Verses 18-21 don’t seem hopeful at first; they have to be read in context with the whole chapter. Jesus’ love and light are here, waiting for us: we just have to come to the light. In that light, in that love, there is no condemnation. So that report card you filled out? I want you to erase or cross out whatever marks you’ve given yourself, and write in As – A pluses if you want to! You see, that’s what God’s love does for you. That’s what the Holy Spirit, God’s gift to us, does in you. It’s as if all those places you failed or faltered just don’t exist anymore. You’ve got straight As, because that’s how God sees you.
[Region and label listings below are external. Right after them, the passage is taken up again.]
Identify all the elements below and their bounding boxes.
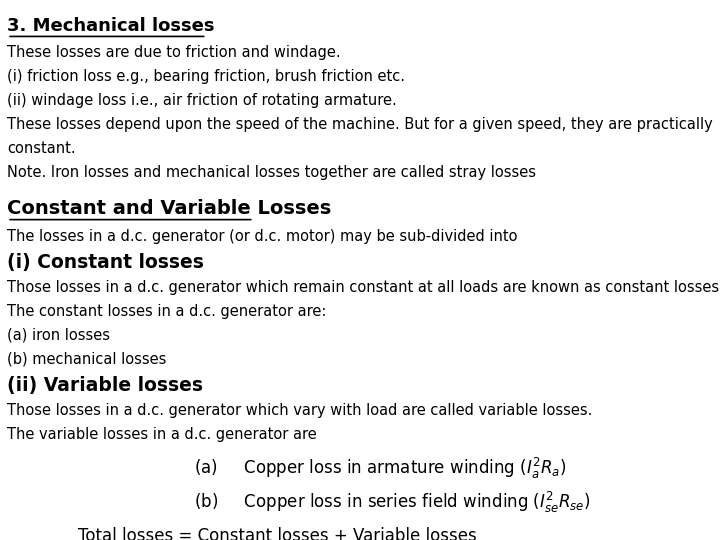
Text: (a)     Copper loss in armature winding ($I_a^2 R_a$): (a) Copper loss in armature winding ($I_…	[194, 456, 567, 481]
Text: (b) mechanical losses: (b) mechanical losses	[7, 352, 166, 367]
Text: constant.: constant.	[7, 141, 76, 156]
Text: (ii) windage loss i.e., air friction of rotating armature.: (ii) windage loss i.e., air friction of …	[7, 93, 397, 108]
Text: Those losses in a d.c. generator which remain constant at all loads are known as: Those losses in a d.c. generator which r…	[7, 280, 720, 295]
Text: (a) iron losses: (a) iron losses	[7, 328, 110, 343]
Text: (b)     Copper loss in series field winding ($I_{se}^2 R_{se}$): (b) Copper loss in series field winding …	[194, 490, 590, 515]
Text: The losses in a d.c. generator (or d.c. motor) may be sub-divided into: The losses in a d.c. generator (or d.c. …	[7, 228, 518, 244]
Text: Those losses in a d.c. generator which vary with load are called variable losses: Those losses in a d.c. generator which v…	[7, 403, 593, 418]
Text: Constant and Variable Losses: Constant and Variable Losses	[7, 199, 331, 218]
Text: These losses depend upon the speed of the machine. But for a given speed, they a: These losses depend upon the speed of th…	[7, 117, 713, 132]
Text: These losses are due to friction and windage.: These losses are due to friction and win…	[7, 45, 341, 60]
Text: Total losses = Constant losses + Variable losses: Total losses = Constant losses + Variabl…	[78, 526, 477, 540]
Text: (i) friction loss e.g., bearing friction, brush friction etc.: (i) friction loss e.g., bearing friction…	[7, 69, 405, 84]
Text: (ii) Variable losses: (ii) Variable losses	[7, 376, 203, 395]
Text: 3. Mechanical losses: 3. Mechanical losses	[7, 17, 215, 36]
Text: The variable losses in a d.c. generator are: The variable losses in a d.c. generator …	[7, 427, 317, 442]
Text: (i) Constant losses: (i) Constant losses	[7, 253, 204, 272]
Text: The constant losses in a d.c. generator are:: The constant losses in a d.c. generator …	[7, 304, 327, 319]
Text: Note. Iron losses and mechanical losses together are called stray losses: Note. Iron losses and mechanical losses …	[7, 165, 536, 180]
I bet some of you are struggling right now. I bet some of you are thinking “ but I don’t deserve that A! I didn’t love perfectly, I didn’t share joy the way I could have, I didn’t forgive when I ought…. “
Well, guess what? Just like that little Runaway Bunny who kept testing the mother Bunny’s love and couldn’t shake it – our lack of perfection doesn’t change the way God loves us. It doesn’t change our access to the Spirit that washes us clean and blows all those foibles and failures away. And if you’re not sure about that, I want you to pray with it, live with it, for the next couple of weeks. And here are a couple of things that can remind you.
The next time you see a baby – a really little baby, just about brand new – pay attention! Ask yourself – does this child need be judged and condemned? Or is this child worthy of love and blessing? That’s the way God sees you. Remember that.
And the next time you are near a body of water – an ocean, a stream, a river, a lake, even a swimming pool or bathtub – stop and dip your hand in the water and touch your forehead – heavens, immerse yourself if you want to! As you do so, remember your baptism, and invite the Spirit to make you free from all condemnation, guilt or failure. May this be so, by the power of the Holy Spirit. Amen.